Almost daily, there are reports and videos of people being stopped on the streets, pushed into buses without numbers and taken to the central city recruitment center, where they are checked for their suitability for mobilization.
Most of the detainees are men between the ages of 25 and 60 who have not registered in the electronic database of the Armed Forces of Ukraine and have not provided information about themselves. This requirement was legalized in May in an attempt to identify all conscripted men in Ukraine.
Sometimes it comes to a fight. In June, ambulance staff clashed with the military when their colleague went to the recruiting office to extend the documents on the postponement, but he was not allowed to leave. In other cases, locals get into a fight with officers when the military tries to detain men.
One Telegram group shares up-to-date information about the location of patrol "draft teams" and their check points. This group consists of almost 150,000 people, some say that it is led from Russia.
Compared to the beginning of the conflict, significant changes have occurred, because then hundreds of thousands of people came to the recruiting stations.
Among them was 47-year-old Gennady. "I tried to volunteer, but they told me I wasn't needed. And now I don't want to fight," he said. – Our state does not support soldiers. They don't have the necessary equipment, and when a person gets injured, they forget about him."
An employee of the military enlistment office said that in such an environment, his colleagues begin to illegally and forcibly detain men on the streets, including those who have a delay. For example, these are people whose brothers or fathers have already died at the front.
"Such incidents damage the image of the entire organization, but that's exactly the way things are, because we are ordered to give results, to act effectively," he said.

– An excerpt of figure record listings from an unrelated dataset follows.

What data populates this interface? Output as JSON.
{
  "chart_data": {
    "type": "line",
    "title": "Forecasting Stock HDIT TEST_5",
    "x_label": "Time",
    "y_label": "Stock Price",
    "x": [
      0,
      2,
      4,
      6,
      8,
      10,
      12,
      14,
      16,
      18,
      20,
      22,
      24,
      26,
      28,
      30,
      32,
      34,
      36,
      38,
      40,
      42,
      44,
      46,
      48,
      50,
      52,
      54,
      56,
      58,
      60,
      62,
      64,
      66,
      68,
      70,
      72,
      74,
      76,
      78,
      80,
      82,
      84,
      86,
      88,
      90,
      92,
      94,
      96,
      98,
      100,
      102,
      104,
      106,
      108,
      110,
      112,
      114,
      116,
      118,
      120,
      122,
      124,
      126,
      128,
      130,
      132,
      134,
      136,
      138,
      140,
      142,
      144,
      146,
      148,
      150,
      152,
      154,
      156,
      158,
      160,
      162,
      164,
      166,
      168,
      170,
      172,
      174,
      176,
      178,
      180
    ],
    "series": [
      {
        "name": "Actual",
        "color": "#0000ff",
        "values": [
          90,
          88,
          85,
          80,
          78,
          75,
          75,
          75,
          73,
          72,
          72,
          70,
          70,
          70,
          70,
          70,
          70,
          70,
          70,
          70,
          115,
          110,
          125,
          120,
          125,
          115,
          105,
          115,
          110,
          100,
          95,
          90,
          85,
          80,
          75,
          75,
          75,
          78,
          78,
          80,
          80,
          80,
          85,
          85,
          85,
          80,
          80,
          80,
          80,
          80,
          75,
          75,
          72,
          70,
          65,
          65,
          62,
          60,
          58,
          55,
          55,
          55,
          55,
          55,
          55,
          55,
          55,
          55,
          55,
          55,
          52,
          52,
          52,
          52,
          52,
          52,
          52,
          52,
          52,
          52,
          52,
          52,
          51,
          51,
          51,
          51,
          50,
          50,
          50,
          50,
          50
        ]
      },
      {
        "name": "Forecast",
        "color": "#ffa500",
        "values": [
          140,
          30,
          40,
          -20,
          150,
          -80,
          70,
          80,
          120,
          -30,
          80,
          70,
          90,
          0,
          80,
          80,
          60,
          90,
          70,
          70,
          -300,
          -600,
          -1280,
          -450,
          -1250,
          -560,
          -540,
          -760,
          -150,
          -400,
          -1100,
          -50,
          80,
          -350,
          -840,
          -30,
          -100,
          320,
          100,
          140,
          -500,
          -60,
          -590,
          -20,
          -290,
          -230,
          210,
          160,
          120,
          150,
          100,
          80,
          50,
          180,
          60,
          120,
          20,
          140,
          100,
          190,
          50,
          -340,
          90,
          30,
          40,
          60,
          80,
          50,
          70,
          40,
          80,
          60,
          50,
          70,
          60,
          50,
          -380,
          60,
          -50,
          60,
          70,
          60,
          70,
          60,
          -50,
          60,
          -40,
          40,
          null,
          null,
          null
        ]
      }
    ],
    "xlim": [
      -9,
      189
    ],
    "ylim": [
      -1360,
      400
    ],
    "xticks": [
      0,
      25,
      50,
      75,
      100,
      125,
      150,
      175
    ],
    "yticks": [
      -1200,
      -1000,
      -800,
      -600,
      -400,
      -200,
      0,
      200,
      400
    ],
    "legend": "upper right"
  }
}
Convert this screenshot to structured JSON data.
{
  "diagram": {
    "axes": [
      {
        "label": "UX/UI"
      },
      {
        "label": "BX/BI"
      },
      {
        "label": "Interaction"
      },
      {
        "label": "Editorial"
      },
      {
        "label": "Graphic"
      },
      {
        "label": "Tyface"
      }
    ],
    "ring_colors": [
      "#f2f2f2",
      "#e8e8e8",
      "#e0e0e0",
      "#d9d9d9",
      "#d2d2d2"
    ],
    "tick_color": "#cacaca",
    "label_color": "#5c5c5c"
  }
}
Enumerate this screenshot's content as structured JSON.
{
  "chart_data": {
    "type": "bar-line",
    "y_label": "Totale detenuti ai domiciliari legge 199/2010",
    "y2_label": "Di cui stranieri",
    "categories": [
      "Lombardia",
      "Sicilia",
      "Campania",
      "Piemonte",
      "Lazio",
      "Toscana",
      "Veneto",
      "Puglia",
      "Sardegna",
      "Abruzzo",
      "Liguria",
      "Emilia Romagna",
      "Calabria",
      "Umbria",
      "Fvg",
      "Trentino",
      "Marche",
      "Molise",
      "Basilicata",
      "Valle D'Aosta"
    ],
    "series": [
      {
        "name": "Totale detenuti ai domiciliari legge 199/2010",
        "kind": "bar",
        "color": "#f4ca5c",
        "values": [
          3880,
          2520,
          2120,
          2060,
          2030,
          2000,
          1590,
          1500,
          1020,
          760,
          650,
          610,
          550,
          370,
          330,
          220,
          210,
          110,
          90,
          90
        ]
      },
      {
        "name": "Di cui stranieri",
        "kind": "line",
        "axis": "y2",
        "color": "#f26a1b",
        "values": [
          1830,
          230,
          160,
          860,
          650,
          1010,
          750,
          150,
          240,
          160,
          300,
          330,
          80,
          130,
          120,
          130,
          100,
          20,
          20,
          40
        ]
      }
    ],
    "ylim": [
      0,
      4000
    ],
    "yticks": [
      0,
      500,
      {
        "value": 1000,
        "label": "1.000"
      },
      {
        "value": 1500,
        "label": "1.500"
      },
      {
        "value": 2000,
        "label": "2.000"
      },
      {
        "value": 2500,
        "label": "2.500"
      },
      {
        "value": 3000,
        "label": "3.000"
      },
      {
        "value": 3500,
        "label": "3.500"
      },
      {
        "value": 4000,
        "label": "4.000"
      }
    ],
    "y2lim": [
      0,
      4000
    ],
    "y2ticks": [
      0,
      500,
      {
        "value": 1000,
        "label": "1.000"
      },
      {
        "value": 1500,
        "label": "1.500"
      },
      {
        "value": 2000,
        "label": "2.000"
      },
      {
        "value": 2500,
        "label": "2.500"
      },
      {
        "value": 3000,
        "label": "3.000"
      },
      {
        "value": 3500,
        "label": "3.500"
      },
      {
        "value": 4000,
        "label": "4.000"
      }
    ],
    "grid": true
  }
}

Critics condemn such "Soviet" tactics, calling them counterproductive. But Tim Willasey-Wilsey, who lectures on defense and security at King's College London, said: "The liberal in all of us wants to say that this is doomed to fail. On the other hand, I recently talked with a Ukrainian friend whose husband has been at the front since 2022. She said it was a shame when men of military age hid from mobilization. We need to signal to the military that you take this seriously and recruit more people to fight. The first cohort of soldiers deserved to be replaced."
Like other rich cities, Odessa gave fewer men to the front at the beginning of hostilities because they had the opportunity to escape or pay for a delay. Most of the recruits are from rural areas, where men do not have such opportunities and means to hide.
Last year, the former head of the Odessa territorial recruitment center, Yevgeny Borisov, was accused of taking bribes worth more than five million dollars for approving draft deferrals. He helped thousands of men evade conscription.
"It was done massively, as if in bulk," said one Odessa lawyer involved in this investigation. – Everyone in the country knew that it was easier to evade the draft here. Maybe it is for these reasons that the authorities are now tightening the screws."
He supports the call, but says the authorities need to think about a different approach. "When you are at the front and you are performing a combat mission that is dangerous, you should be paid more. But this is not the case," the lawyer said. "And when a person gets injured, they pay him money that doesn't even cover the treatment."
An officer from the recruitment center called on NATO to intervene and check the recruitment process in Ukraine. He also said that part of the money transferred by the Western allies should be spent on increasing the monetary allowance of military personnel.
"If nothing changes," he added, "we'll just be stuck in this hopeless situation."